William Warren Bartlett was born in Presque Isle, Maine, on January 23, 1861. He lived there until 1867, when his family moved to Eau Claire, Wisconsin, where he resided for the rest of his life. He graduated from an Eau Claire high school in 1882, and in 1885 he attended the University of Wisconsin for a brief course in architecture. On August 1, 1890, Bartlett married Clara Towner and eventually they had five children: Ruth Margaret, Harry Owen, Gertrude Clara, Cora Louise, and Arthur William. Bartlett worked as a building contractor and in similar business ventures, and was also an avid collector of historical materials pertaining to Eau Claire and the Chippewa Valley area. His competence as a local historian was recognized throughout Wisconsin, and he was often asked to deliver speeches or write articles for local newspapers.
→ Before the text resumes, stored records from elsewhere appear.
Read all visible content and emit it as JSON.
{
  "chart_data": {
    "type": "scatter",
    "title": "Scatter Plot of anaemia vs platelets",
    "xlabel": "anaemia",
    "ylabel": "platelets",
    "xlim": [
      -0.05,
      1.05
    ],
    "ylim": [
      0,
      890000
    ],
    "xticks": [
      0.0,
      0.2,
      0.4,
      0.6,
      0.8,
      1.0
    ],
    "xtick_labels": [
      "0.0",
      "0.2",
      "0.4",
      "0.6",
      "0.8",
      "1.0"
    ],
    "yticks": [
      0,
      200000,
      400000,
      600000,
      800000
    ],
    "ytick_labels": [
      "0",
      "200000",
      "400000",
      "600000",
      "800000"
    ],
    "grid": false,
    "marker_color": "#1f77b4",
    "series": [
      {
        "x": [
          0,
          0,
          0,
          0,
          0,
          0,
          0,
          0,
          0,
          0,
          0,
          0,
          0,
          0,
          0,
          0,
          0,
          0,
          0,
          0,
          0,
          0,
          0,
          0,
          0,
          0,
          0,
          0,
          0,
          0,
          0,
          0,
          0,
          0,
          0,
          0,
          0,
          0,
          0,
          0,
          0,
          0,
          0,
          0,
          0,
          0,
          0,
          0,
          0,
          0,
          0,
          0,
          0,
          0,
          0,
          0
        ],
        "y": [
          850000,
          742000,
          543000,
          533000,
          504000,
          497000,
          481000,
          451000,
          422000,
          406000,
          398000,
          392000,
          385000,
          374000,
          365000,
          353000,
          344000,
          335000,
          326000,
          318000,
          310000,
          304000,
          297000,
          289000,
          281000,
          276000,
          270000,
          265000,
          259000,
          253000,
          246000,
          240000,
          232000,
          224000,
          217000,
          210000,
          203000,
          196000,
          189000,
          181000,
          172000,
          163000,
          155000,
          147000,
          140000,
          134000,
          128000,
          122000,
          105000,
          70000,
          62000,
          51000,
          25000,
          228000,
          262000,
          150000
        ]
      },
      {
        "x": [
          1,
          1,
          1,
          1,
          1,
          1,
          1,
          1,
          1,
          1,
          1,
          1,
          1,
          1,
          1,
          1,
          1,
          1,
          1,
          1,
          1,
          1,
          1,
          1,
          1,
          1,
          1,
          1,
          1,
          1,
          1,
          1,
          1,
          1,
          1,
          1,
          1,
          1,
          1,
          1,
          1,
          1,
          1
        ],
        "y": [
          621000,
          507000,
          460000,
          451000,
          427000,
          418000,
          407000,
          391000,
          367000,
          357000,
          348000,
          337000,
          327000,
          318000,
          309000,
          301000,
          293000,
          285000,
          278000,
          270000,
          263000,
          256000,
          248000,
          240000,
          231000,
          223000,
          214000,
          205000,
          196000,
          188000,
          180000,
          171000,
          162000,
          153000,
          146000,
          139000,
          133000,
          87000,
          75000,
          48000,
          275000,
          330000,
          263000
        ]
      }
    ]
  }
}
The 1929 publication of his book, History, Tradition and Adventure in the Chippewa Valley, represented the culmination of his many years of work collecting documents and interviews. In the book he pulled together many ideas and interviews that he had previously published as single articles in a variety of publications. The bulk of the book consists of edited reminiscences by early Chippewa Valley residents concerning significant cultural and economic developments in the area, including the Sioux-Chippewa Indian feud and subsequent treaty in 1825, fur trading in the Valley in the eighteenth and early nineteenth centuries, and Old Abe, the Civil War eagle, which had become the unofficial Wisconsin mascot. Bartlett collected so much material on lumbering in the Chippewa Valley region that he apparently intended to publish a book on this topic; there is a lengthy, incomplete, unpublished manuscript in the collection.

Bartlett also served on the Eau Claire Public Library board for seventeen years in the early part of this century, and later became the president until 1932, when he resigned.

Bartlett died in Madison on March 31, 1933 as a result of injuries sustained in a car accident; he was buried in Eau Claire.